The weekly average rates for new mortgages as of 18th November were quoted by Freddie Mac to be:

30-year fixed rates jumped by 12 basis points to 3.10% in the week. This time last year, rates had stood at 2.72%. The average fee remained unchanged at 0.7 points.

15-year fixed also jumped by 12 basis points to 2.39% in the week. Rates were up by 11 basis points from 2.28% a year ago. The average fee remained unchanged at 0.6 points.

5-year fixed rates slipped by 4 basis point to 2.49%. Rates were down by 36 points from 2.85% a year ago. The average fee remained fell from 0.4 points to 0.3 points.

According to Freddie Mac,

The combination of rising inflation and consumer spending drove mortgage rates higher.

Shoppers looking to buy a home are fueling strong demand while ongoing inventory shortages are not improving in the presence of higher home prices.

Mortgage Bankers’ Association Rates

For the week ending 12th November, the rates were:

Average interest rates for 30-year fixed with conforming loan balances increased from 3.16% to 3.20%. Points remained increased from 0.34 to 0.43 (incl. origination fee) for 80% LTV loans.

Average 30-year fixed mortgage rates backed by FHA rose from 3.18% to 3.23%. Points increased from 0.31 to 0.41 (incl. origination fee) for 80% LTV loans.

Average 30-year rates for jumbo loan balances remained unchanged at 3.26%. Points rose from 0.32 to 0.39 (incl. origination fee) for 80% LTV loans.

Weekly figures released by the Mortgage Bankers Association showed that the Market Composite Index, which is a measure of mortgage loan application volume, fell by 2.8% in the week ending 12th November. In the previous week, the index had increased by 5.5%.

The Refinance Index fell by 5% and was 31% lower than the same week a year ago. In the week prior, the index had risen by 7%.
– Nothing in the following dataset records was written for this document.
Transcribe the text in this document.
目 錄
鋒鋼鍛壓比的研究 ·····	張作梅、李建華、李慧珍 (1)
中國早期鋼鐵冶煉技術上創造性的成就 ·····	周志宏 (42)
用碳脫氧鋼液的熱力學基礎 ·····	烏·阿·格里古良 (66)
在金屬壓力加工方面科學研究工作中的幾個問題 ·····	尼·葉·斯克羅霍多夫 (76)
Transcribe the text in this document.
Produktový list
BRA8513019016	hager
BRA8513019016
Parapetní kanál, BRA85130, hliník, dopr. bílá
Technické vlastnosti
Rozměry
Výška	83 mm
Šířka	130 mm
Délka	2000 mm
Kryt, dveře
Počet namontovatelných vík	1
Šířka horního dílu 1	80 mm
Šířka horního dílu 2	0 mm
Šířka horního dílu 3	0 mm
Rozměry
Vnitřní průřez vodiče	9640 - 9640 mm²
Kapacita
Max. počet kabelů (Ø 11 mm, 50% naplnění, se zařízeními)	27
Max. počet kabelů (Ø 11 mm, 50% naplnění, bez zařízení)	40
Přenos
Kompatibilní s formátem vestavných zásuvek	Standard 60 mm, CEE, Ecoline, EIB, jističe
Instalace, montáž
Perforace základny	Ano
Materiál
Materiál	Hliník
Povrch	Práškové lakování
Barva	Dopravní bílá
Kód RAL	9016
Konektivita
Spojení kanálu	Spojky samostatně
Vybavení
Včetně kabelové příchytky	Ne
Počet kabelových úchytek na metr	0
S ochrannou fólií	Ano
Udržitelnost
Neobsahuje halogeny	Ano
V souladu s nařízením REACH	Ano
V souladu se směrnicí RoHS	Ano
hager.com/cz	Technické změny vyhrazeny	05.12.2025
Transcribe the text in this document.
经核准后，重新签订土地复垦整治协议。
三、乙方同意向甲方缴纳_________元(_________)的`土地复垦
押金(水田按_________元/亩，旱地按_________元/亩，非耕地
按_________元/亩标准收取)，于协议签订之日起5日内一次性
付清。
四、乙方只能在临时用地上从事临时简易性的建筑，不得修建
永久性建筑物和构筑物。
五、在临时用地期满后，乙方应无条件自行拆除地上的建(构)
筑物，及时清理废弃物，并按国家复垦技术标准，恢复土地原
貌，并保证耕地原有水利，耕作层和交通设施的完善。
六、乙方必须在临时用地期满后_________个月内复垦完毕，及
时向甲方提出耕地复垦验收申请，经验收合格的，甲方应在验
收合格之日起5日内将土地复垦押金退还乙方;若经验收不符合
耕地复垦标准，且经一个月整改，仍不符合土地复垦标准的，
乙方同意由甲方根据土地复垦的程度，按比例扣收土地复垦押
The refinance share of mortgage activity decreased from 63.5% to 62.9%. In the previous week, the share had increased from 61.9% to 63.5% of total applications.

According to the MBA,

Refinance applications declined for the 7th time in 8-weeks, as mortgage rates moved higher after 2-weeks of declines.

Activity has been particularly sensitive to rate movements.

Purchase applications increased for both conventional and government loan segments.

Household demand continues to show resilience at a time when home buying activity typically slows.

The 2nd straight increase in purchase applications suggests that stronger sales activity may continue in the weeks to come.

Despite elevated demand, purchase applications were 5.7% lower than a year ago.

For the week ahead

It’s a busy first half of the week on the U.S economic calendar.

On Tuesday, prelim November private sector PMIs are due out, with the services PMI the key stat of the day.

With the U.S markets closed on Thursday; a particularly busy economic calendar will also influence on Wednesday.

Key stats include 3rd quarter GDP, personal spending, inflation, and core durable goods orders.

On the monetary policy front, the FOMC meeting minutes will also draw plenty of attention.

Away from the economic calendar, however, COVID-19 news from Europe will also need considering.